Sabtu, 15 Juli 2023 08:52 WIB
Penulis:Nila Ertina
JAKARTA, WongKito.co - Aliansi Jurnalis Independen (AJI) Indonesia dan Serikat Jurnalis untuk Keberagaman (Sejuk) mendesak media massa menaati Kode Etik Jurnalistik dan Pedoman Pemberitaan Isu Keberagaman Dewan Pers dalam menulis pertemuan aktivis Lesbian, Gay, Biseksual, dan Transgender Asia Tenggara atau ASEAN Queer Advocacy Week.
Pantauan terhadap pemberitaan media online menunjukkan sebagian media daring mengabaikan Pedoman Pemberitaan Isu Keberagaman karena menggunakan kutipan narasumber yang berisi ujaran kebencian, misalnya usir, penyimpangan.

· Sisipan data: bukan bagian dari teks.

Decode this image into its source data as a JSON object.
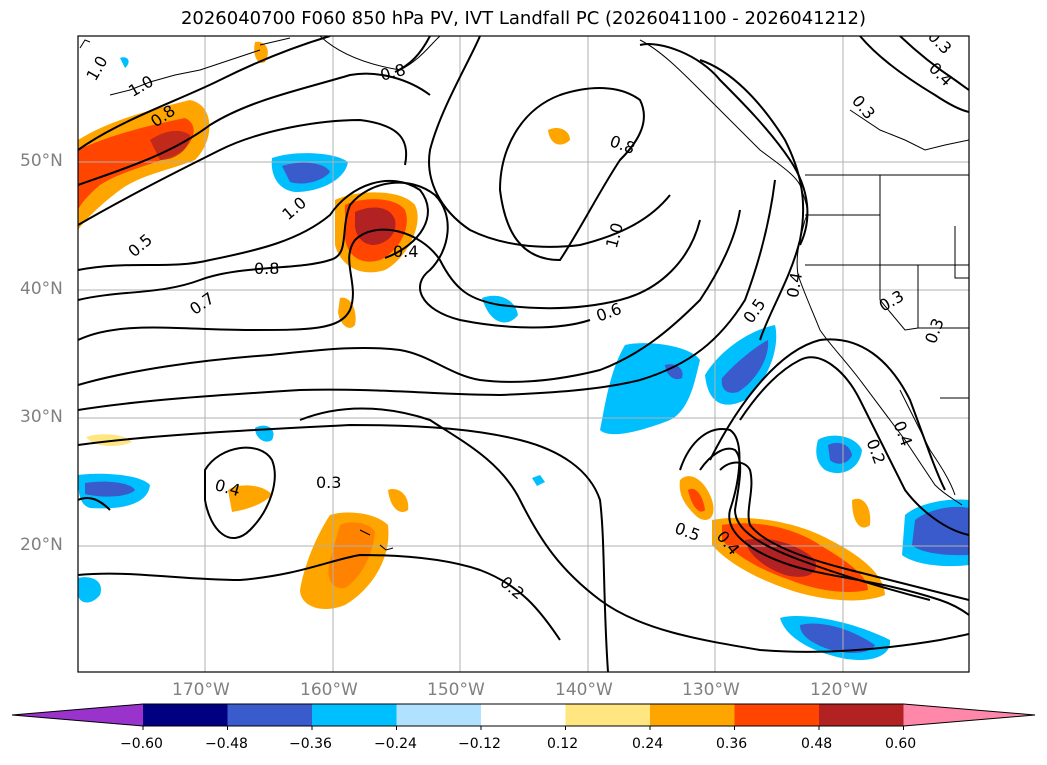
{
  "title": "2026040700 F060 850 hPa PV, IVT Landfall PC (2026041100 - 2026041212)",
  "lat_labels": [
    "50°N",
    "40°N",
    "30°N",
    "20°N"
  ],
  "lon_labels": [
    "170°W",
    "160°W",
    "150°W",
    "140°W",
    "130°W",
    "120°W"
  ],
  "contour_labels": [
    "1.0",
    "1.0",
    "0.8",
    "0.8",
    "0.5",
    "1.0",
    "0.4",
    "0.8",
    "0.7",
    "0.8",
    "1.0",
    "0.6",
    "0.5",
    "0.4",
    "0.3",
    "0.3",
    "0.4",
    "0.3",
    "0.3",
    "0.4",
    "0.2",
    "0.4",
    "0.3",
    "0.5",
    "0.4",
    "0.2"
  ],
  "colorbar": {
    "ticks": [
      "−0.60",
      "−0.48",
      "−0.36",
      "−0.24",
      "−0.12",
      "0.12",
      "0.24",
      "0.36",
      "0.48",
      "0.60"
    ],
    "colors": [
      "#9933cc",
      "#000080",
      "#3a5bcc",
      "#00bfff",
      "#b0e2ff",
      "#ffffff",
      "#ffe680",
      "#ffa500",
      "#ff4500",
      "#b22222",
      "#ff88aa"
    ]
  },
  "colors": {
    "text_axis": "#808080",
    "contour": "#000000"
  }
}
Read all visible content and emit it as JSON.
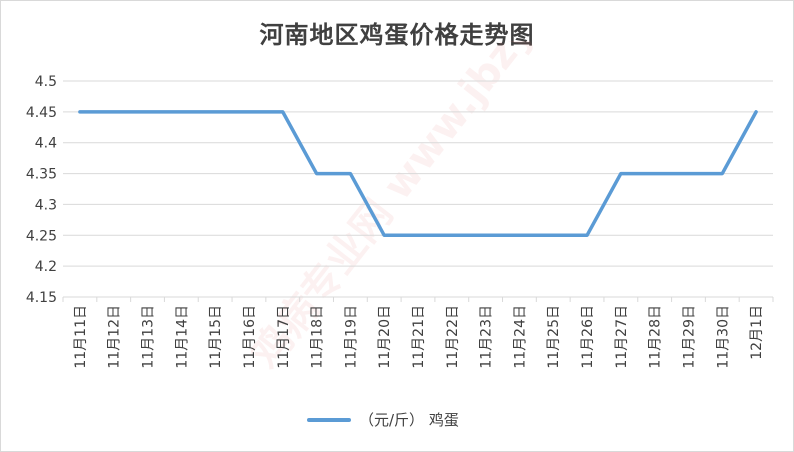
{
  "chart_data": {
    "type": "line",
    "title": "河南地区鸡蛋价格走势图",
    "categories": [
      "11月11日",
      "11月12日",
      "11月13日",
      "11月14日",
      "11月15日",
      "11月16日",
      "11月17日",
      "11月18日",
      "11月19日",
      "11月20日",
      "11月21日",
      "11月22日",
      "11月23日",
      "11月24日",
      "11月25日",
      "11月26日",
      "11月27日",
      "11月28日",
      "11月29日",
      "11月30日",
      "12月1日"
    ],
    "series": [
      {
        "name": "（元/斤） 鸡蛋",
        "values": [
          4.45,
          4.45,
          4.45,
          4.45,
          4.45,
          4.45,
          4.45,
          4.35,
          4.35,
          4.25,
          4.25,
          4.25,
          4.25,
          4.25,
          4.25,
          4.25,
          4.35,
          4.35,
          4.35,
          4.35,
          4.45
        ]
      }
    ],
    "ylim": [
      4.15,
      4.5
    ],
    "yticks": [
      "4.5",
      "4.45",
      "4.4",
      "4.35",
      "4.3",
      "4.25",
      "4.2",
      "4.15"
    ],
    "grid": true,
    "legend": "bottom",
    "color": "#5b9bd5"
  },
  "watermark": {
    "text": "鸡病专业网 www.jbzyw.com"
  }
}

Sebagian pemberitaan juga hanya menggunakan narasumber dari kalangan otoritas resmi, mengabaikan prinsip Hak Asasi Manusia (HAM) dan gender, dan tidak mempertimbangkan dampaknya terhadap minoritas LGBT.
Sebagian pemberitaan media online berskala lokal maupun nasional lebih banyak memuat pernyataan politisi, Majelis Ulama Indonesia, dan pejabat pemerintah yang menyerukan anti-LGBT yang berpotensi menguatkan permusuhan, kebencian, diskriminasi, dan persekusi terhadap kelompok tersebut.
Baca Juga:
Penyelenggara pertemuan ASEAN Queer Advocacy Week, forum pertemuan itu memutuskan memindahkan lokasi yang semula di Jakarta karena menerima serangkaian ancaman keamanan dan keselamatan dari sejumlah pihak anti-LGBT.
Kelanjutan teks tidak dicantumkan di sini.